Use Cauchy -Schwraz inequlairty for sequences rather than inner product. $|\sum \langle x,e_i \rangle \langle y,e_i \rangle| \leq (\sum |\langle x,e_i \rangle|^{2})^{1/2}(\sum |\langle y,e_i \rangle|^{2})^{1/2} \leq \|x\|\|y\|$.

Answer 2

The Cauchy-Schwarz inequality should just have $\|x\|\cdot\|y\|$ on the right hand side; you've got the statement of it mixed up.

In my post, the notation $(u|e_j)$ denotes the component of $u$ with respect to the unit vector $e_j$, which is equal to the inner product $\langle u,e_j\rangle$. This notation will never be used for anything other than a member of our orthonormal set $e_j$ in the second position.

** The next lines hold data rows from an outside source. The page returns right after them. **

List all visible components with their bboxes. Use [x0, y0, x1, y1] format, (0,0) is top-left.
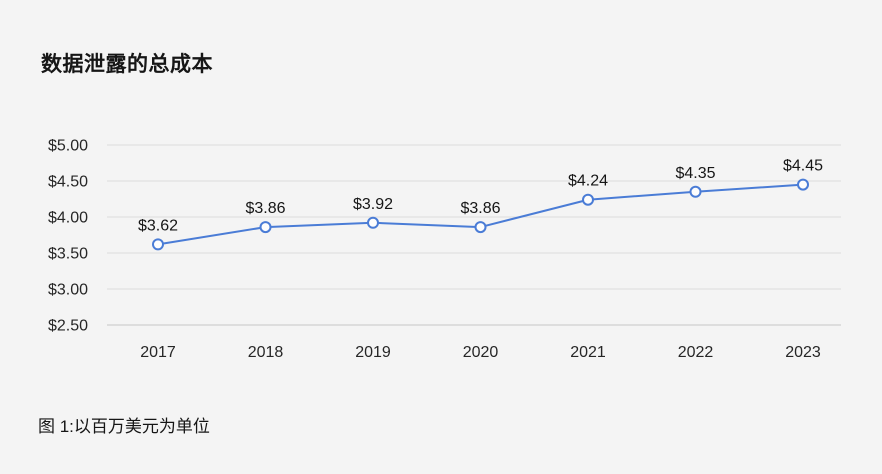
data-point-label: $3.86 [245, 200, 285, 217]
x-tick-label: 2021 [570, 344, 606, 361]
data-point-label: $4.45 [783, 158, 823, 175]
y-axis-labels: $5.00 $4.50 $4.00 $3.50 $3.00 $2.50 [48, 138, 88, 335]
data-point-label: $4.24 [568, 173, 608, 190]
data-point-label: $3.62 [138, 217, 178, 234]
y-tick-label: $2.50 [48, 318, 88, 335]
data-point-marker [582, 193, 594, 206]
y-tick-label: $4.00 [48, 210, 88, 227]
y-tick-label: $5.00 [48, 138, 88, 155]
data-series [152, 178, 809, 251]
y-tick-label: $3.00 [48, 282, 88, 299]
x-tick-label: 2017 [140, 344, 176, 361]
chart-title: 数据泄露的总成本 [41, 53, 213, 76]
x-tick-label: 2018 [248, 344, 284, 361]
x-tick-label: 2022 [678, 344, 714, 361]
data-point-label: $3.86 [460, 200, 500, 217]
data-point-marker [797, 178, 809, 191]
x-tick-label: 2019 [355, 344, 391, 361]
data-point-marker [259, 221, 272, 234]
data-point-marker [474, 221, 487, 234]
data-point-marker [689, 185, 702, 198]
data-point-marker [367, 216, 379, 229]
data-point-label: $4.35 [675, 165, 715, 182]
data-labels: $3.62 $3.86 $3.92 $3.86 $4.24 $4.35 $4.45 [138, 158, 823, 235]
x-tick-label: 2023 [785, 344, 821, 361]
y-tick-label: $4.50 [48, 174, 88, 191]
x-tick-label: 2020 [463, 344, 499, 361]
line-chart: $5.00$4.50$4.00$3.50$3.00$2.50 2017 2018 2… [48, 138, 841, 361]
x-axis-labels: 2017 2018 2019 2020 2021 2022 2023 [140, 344, 821, 361]
data-point-marker [152, 238, 164, 251]
grid-lines [107, 144, 841, 326]
data-point-label: $3.92 [353, 196, 393, 213]
figure-caption: 图 1:以百万美元为单位 [38, 417, 210, 436]
y-tick-label: $3.50 [48, 246, 88, 263]
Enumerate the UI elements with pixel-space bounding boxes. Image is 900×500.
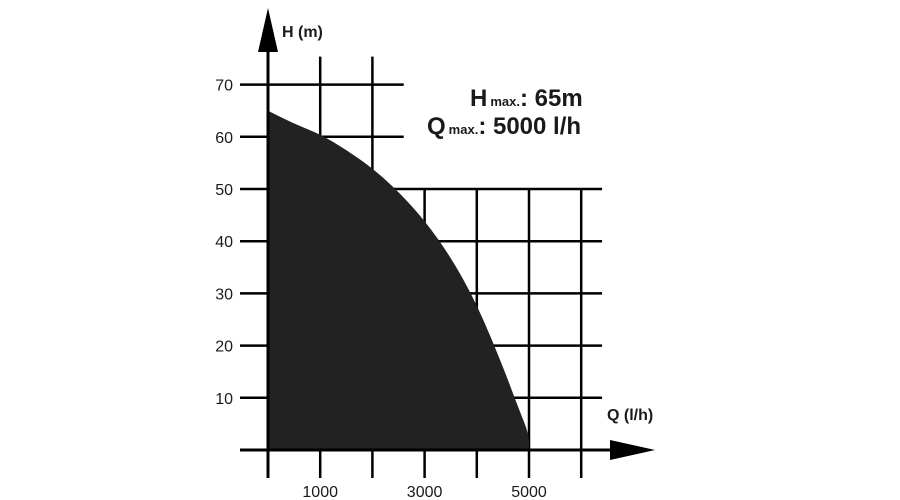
y-axis-arrow-icon [258, 8, 278, 52]
x-tick-label-1000: 1000 [302, 484, 338, 500]
x-tick-label-5000: 5000 [511, 484, 547, 500]
qmax-symbol: Q [427, 113, 446, 140]
performance-curve-area [268, 110, 529, 450]
y-tick-label-40: 40 [215, 234, 233, 251]
hmax-value: : 65m [520, 85, 583, 112]
x-axis-label: Q (l/h) [607, 407, 653, 424]
y-axis-label: H (m) [282, 24, 323, 41]
y-tick-label-70: 70 [215, 78, 233, 95]
y-tick-label-20: 20 [215, 339, 233, 356]
x-tick-label-3000: 3000 [407, 484, 443, 500]
y-tick-label-10: 10 [215, 391, 233, 408]
hmax-subscript: max. [490, 94, 520, 109]
x-axis-arrow-icon [610, 440, 655, 460]
y-tick-label-60: 60 [215, 130, 233, 147]
axes-layer [240, 8, 655, 478]
tick-labels: 10 20 30 40 50 60 70 1000 3000 5000 [215, 78, 547, 500]
qmax-value: : 5000 l/h [478, 113, 581, 140]
qmax-subscript: max. [449, 122, 479, 137]
y-tick-label-30: 30 [215, 286, 233, 303]
hmax-symbol: H [470, 85, 487, 112]
y-tick-label-50: 50 [215, 182, 233, 199]
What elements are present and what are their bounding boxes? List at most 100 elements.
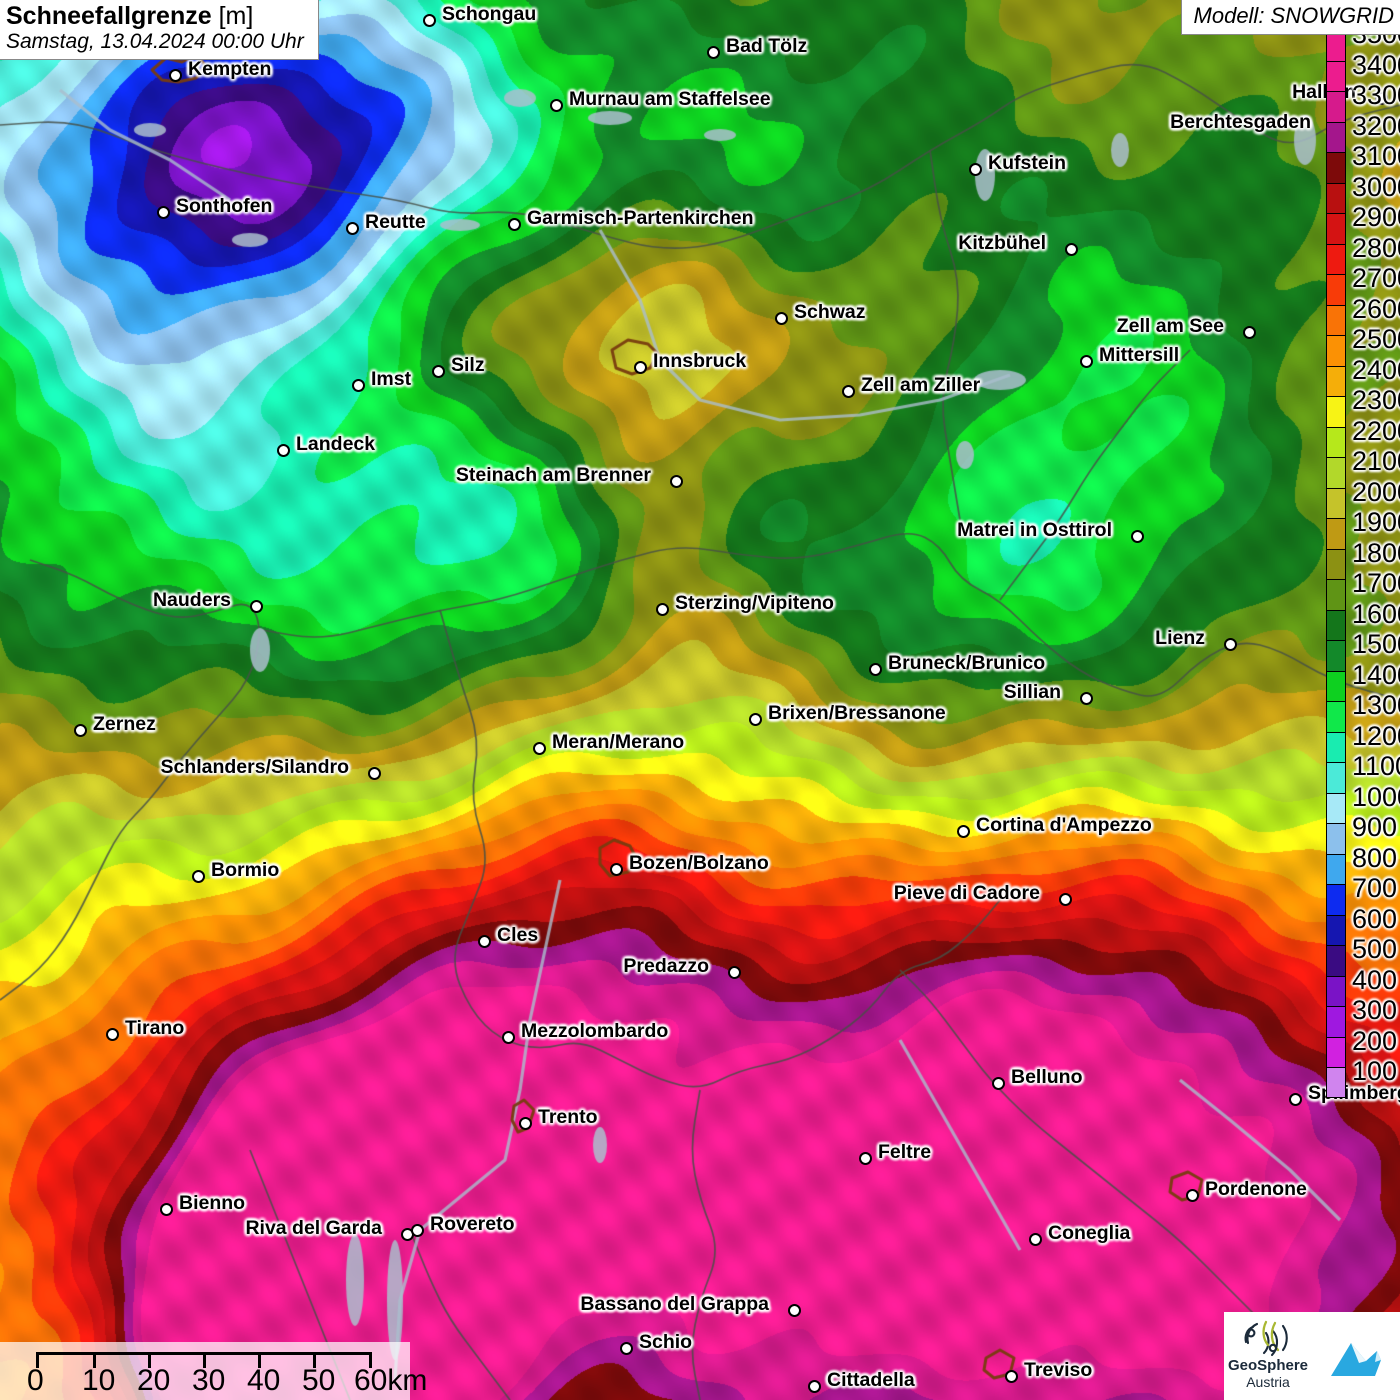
city-dot-icon: [992, 1077, 1005, 1090]
city-label: Bienno: [179, 1192, 246, 1214]
city-dot-icon: [1080, 692, 1093, 705]
legend-label: 1500: [1352, 629, 1400, 659]
legend-label: 2200: [1352, 415, 1400, 446]
legend-swatch: [1326, 426, 1346, 457]
legend-swatch: [1326, 243, 1346, 274]
city-label: Hallein: [1292, 81, 1356, 103]
legend-swatch: [1326, 457, 1346, 488]
legend-label: 1300: [1352, 690, 1400, 720]
scale-tick: [148, 1355, 151, 1368]
legend-swatch: [1326, 1036, 1346, 1067]
city-dot-icon: [502, 1031, 515, 1044]
city-label: Bozen/Bolzano: [629, 852, 769, 874]
legend-label: 1900: [1352, 507, 1400, 537]
legend-label: 1400: [1352, 659, 1400, 690]
city-label: Sonthofen: [176, 195, 273, 217]
city-dot-icon: [508, 218, 521, 231]
city-label: Bassano del Grappa: [580, 1293, 769, 1315]
scale-bar-line: [36, 1352, 372, 1368]
city-label: Zernez: [93, 713, 156, 735]
map-title-box: Schneefallgrenze [m] Samstag, 13.04.2024…: [0, 0, 319, 61]
city-label: Mezzolombardo: [521, 1020, 669, 1042]
city-dot-icon: [519, 1117, 532, 1130]
scale-label: 20: [137, 1364, 171, 1397]
city-dot-icon: [478, 935, 491, 948]
city-label: Pieve di Cadore: [893, 882, 1040, 904]
legend-swatch: [1326, 609, 1346, 640]
legend-label: 3200: [1352, 110, 1400, 141]
city-label: Cles: [497, 924, 539, 946]
legend-swatch: [1326, 548, 1346, 579]
city-label: Trento: [538, 1106, 598, 1128]
city-dot-icon: [1224, 638, 1237, 651]
legend-label: 2800: [1352, 232, 1400, 263]
city-dot-icon: [728, 966, 741, 979]
legend-swatch: [1326, 121, 1346, 152]
geosphere-logo[interactable]: GeoSphere Austria: [1224, 1312, 1312, 1400]
city-dot-icon: [749, 713, 762, 726]
legend-label: 2300: [1352, 385, 1400, 415]
legend-swatch: [1326, 823, 1346, 854]
forecast-timestamp: Samstag, 13.04.2024 00:00 Uhr: [6, 30, 304, 54]
city-dot-icon: [169, 69, 182, 82]
city-dot-icon: [707, 46, 720, 59]
legend-swatch: [1326, 914, 1346, 945]
city-label: Imst: [371, 368, 412, 390]
city-label: Landeck: [296, 433, 376, 455]
legend-swatch: [1326, 365, 1346, 396]
city-label: Matrei in Osttirol: [957, 519, 1112, 541]
scale-label: 10: [82, 1364, 116, 1397]
city-dot-icon: [346, 222, 359, 235]
city-dot-icon: [775, 312, 788, 325]
geosphere-label-line1: GeoSphere: [1227, 1357, 1309, 1375]
legend-swatch: [1326, 975, 1346, 1006]
city-label: Cortina d'Ampezzo: [976, 814, 1152, 836]
city-label: Schongau: [442, 3, 537, 25]
city-dot-icon: [533, 742, 546, 755]
model-box: Modell: SNOWGRID: [1180, 0, 1400, 35]
legend-label: 100: [1352, 1056, 1398, 1086]
legend-swatch: [1326, 274, 1346, 305]
legend-swatch: [1326, 762, 1346, 793]
city-dot-icon: [74, 724, 87, 737]
legend-label: 3300: [1352, 80, 1400, 110]
legend-swatch: [1326, 518, 1346, 549]
legend-swatch: [1326, 396, 1346, 427]
city-dot-icon: [160, 1203, 173, 1216]
city-label: Sillian: [1003, 681, 1061, 703]
legend-swatch: [1326, 60, 1346, 91]
legend-swatch: [1326, 304, 1346, 335]
legend-label: 3000: [1352, 171, 1400, 202]
legend-label: 1100: [1352, 751, 1400, 781]
scale-label: 50: [302, 1364, 336, 1397]
legend-label: 3100: [1352, 141, 1400, 171]
legend-label: 800: [1352, 842, 1398, 873]
city-label: Berchtesgaden: [1170, 111, 1311, 133]
city-label: Kempten: [188, 58, 272, 80]
city-dot-icon: [1289, 1093, 1302, 1106]
logo-strip: GeoSphere Austria: [1224, 1312, 1400, 1400]
city-dot-icon: [1243, 326, 1256, 339]
legend-label: 2700: [1352, 263, 1400, 293]
page-title: Schneefallgrenze [m]: [6, 3, 304, 29]
legend-swatch: [1326, 945, 1346, 976]
legend-swatch: [1326, 792, 1346, 823]
scale-tick: [203, 1355, 206, 1368]
city-dot-icon: [106, 1028, 119, 1041]
legend-swatch: [1326, 213, 1346, 244]
city-label: Bruneck/Brunico: [888, 652, 1046, 674]
city-dot-icon: [656, 603, 669, 616]
legend-label: 3400: [1352, 49, 1400, 80]
snowgrid-logo[interactable]: [1312, 1312, 1400, 1400]
legend-label: 1600: [1352, 598, 1400, 629]
city-label: Zell am See: [1116, 315, 1224, 337]
city-dot-icon: [1005, 1370, 1018, 1383]
legend-label: 600: [1352, 903, 1398, 934]
city-label: Cittadella: [827, 1369, 915, 1391]
city-label: Silz: [451, 354, 485, 376]
city-dot-icon: [957, 825, 970, 838]
legend-label: 2600: [1352, 293, 1400, 324]
legend-swatch: [1326, 731, 1346, 762]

Let $x_n$ be the projection onto the space spanned by the first $n$ of the $e_j$, and similarly for $y_n$. Then $$\sum_{j=1}^n (x|e_j)(y|e_j) = \langle x_n,y_n\rangle \le \|x_n\|\cdot \|y_n\| \le \|x\|\cdot\|y\|$$ There's no sum of $\|e_i\|^2$ there. And the equality is simply the inner product with respect to the standard (orthonormal) basis in $n$ dimensions.

Putting the absolute values in? Well, we could always rotate the $x|e_i$ and $y|e_i$ components to be positive; by orthogonality, that wouldn't affect $\|x_n\|$, $\|y_n\|$, or any of the other components.

To clarify about the absolute values:
Define $x'_n$ as follows: $x'_n=|(x|e_1)|e_1+|(x|e_2)|e_2+\cdots+|(x,e_n)|e_n$ - the sum of the absolute values of the components times the basis vectors - and similarly for $y'_n$. We claim that $\|x'_n\|=\|x_n\|$ and $\|y_n'\|=\|y_n\|$. Why? Because $$\|x'_n\|^2=\sum_{j=1}^n |(x_n,e_j)|^2 = \sum_{j=1}^n |(x,e_j)|^2=\|x_n\|^2$$ Then, applying this, $$\sum_{j=1}^n |(x|e_j)|\cdot |(y|e_j)| = \langle x_n',y_n'\rangle \le \|x_n'\|\cdot \|y_n'\| = \|x_n\|\cdot \|y_n\| \le \|x\|\cdot \|y\|$$ by Cauchy-Schwarz for the first inequality and Parseval for the second. Done.